BEVFusion's SparseConvolution module uses the mmdet3d/spconv

QAT Workflow

  • Insert Q&DQ nodes to get fake-quant pytorch model
  • PTQ calibration
  • QAT Training

Notes

  • FuseBn can bring better performance to the model forward, so this operation needs to be completed before model calibration.

  • The Add and Concat layers have multiple inputs,need to use the same quantizer for all inputs, thus reducing the occurrence of Reformat.

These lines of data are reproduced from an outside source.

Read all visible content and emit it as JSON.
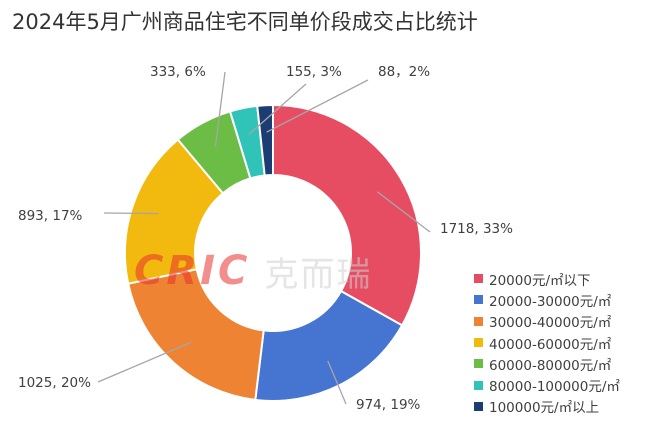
{
  "title": "2024年5月广州商品住宅不同单价段成交占比统计",
  "watermark": {
    "en": "CRIC",
    "cn": "克而瑞"
  },
  "chart_data": {
    "type": "pie",
    "donut": true,
    "title": "2024年5月广州商品住宅不同单价段成交占比统计",
    "legend": "right",
    "categories": [
      "20000元/㎡以下",
      "20000-30000元/㎡",
      "30000-40000元/㎡",
      "40000-60000元/㎡",
      "60000-80000元/㎡",
      "80000-100000元/㎡",
      "100000元/㎡以上"
    ],
    "values": [
      1718,
      974,
      1025,
      893,
      333,
      155,
      88
    ],
    "percents": [
      33,
      19,
      20,
      17,
      6,
      3,
      2
    ],
    "data_labels": [
      "1718, 33%",
      "974, 19%",
      "1025, 20%",
      "893, 17%",
      "333, 6%",
      "155, 3%",
      "88，2%"
    ],
    "colors": [
      "#e64d63",
      "#4674d1",
      "#ee8433",
      "#f2b90f",
      "#6cbd45",
      "#30c4b8",
      "#1c3c74"
    ]
  }
}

  • The quantization of some layers will cause a significant drop in mAP, so it is necessary to disable the quantization of these layers after calibration.


Usage

1. Configuring the bevfusion runtime environment

  • Here is the official configuration guide.
  • Setup the bevfusion runtime environment:
# build image from dockerfile
cd CUDA-BEVFusion/bevfusion/docker
docker build . -t bevfusion

# creating containers and mapping volumes
nvidia-docker run -it -v `pwd`/../../../:/Lidar_AI_Solution \
     -v /path/to/nuScenes:/data \
     --shm-size 16g bevfusion   

# install python dependency libraries
cd /Lidar_AI_Solution/CUDA-BEVFusion
pip install -r tool/requirements.txt

# install bevfusion
cd bevfusion
python setup.py develop

2. Download model.zip and nuScenes-example-data.zip

# download models and datas to CUDA-BEVFusion
cd CUDA-BEVFusion

# unzip models and datas
apt install unzip
unzip model.zip
unzip nuScenes-example-data.zip

# copy yaml to bevfusion
cp -r configs bevfusion

3. Export INT8 model

python qat/export-camera.py --ckpt=model/resnet50int8/bevfusion_ptq.pth
python qat/export-transfuser.py --ckpt=model/resnet50int8/bevfusion_ptq.pth
python qat/export-scn.py --ckpt=model/resnet50int8/bevfusion_ptq.pth --save=qat/onnx_int8/lidar.backbone.onnx

4. Export FP16 model

python qat/export-camera.py --ckpt=model/resnet50int8/bevfusion_ptq.pth --fp16
python qat/export-transfuser.py --ckpt=model/resnet50int8/bevfusion_ptq.pth --fp16
python qat/export-scn.py --ckpt=model/resnet50int8/bevfusion_ptq.pth --save=qat/onnx_fp16/lidar.backbone.onnx

5. Generate PTQ model

  • This code uses the nuScenes Dataset. You need to download it in order to run PTQ.
    • You can follow the tips here to prepare the data.
python qat/ptq.py --config=bevfusion/configs/nuscenes/det/transfusion/secfpn/camera+lidar/resnet50/convfuser.yaml --ckpt=model/resnet50/bevfusion-det.pth --calibrate_batch 300

6. Evaluating mAP with PyBEV

cd CUDA-BEVFusion
cp qat/test-mAP-for-cuda.py bevfusion/tools

cd bevfusion
mkdir data
ln -s /path/to/nuScenes data/nuscenes

python tools/test-mAP-for-cuda.py

Workflow in QAT Mode

The performance metrics of the PTQ INT8 model are already very close to fp16, and work on the QAT part will follow.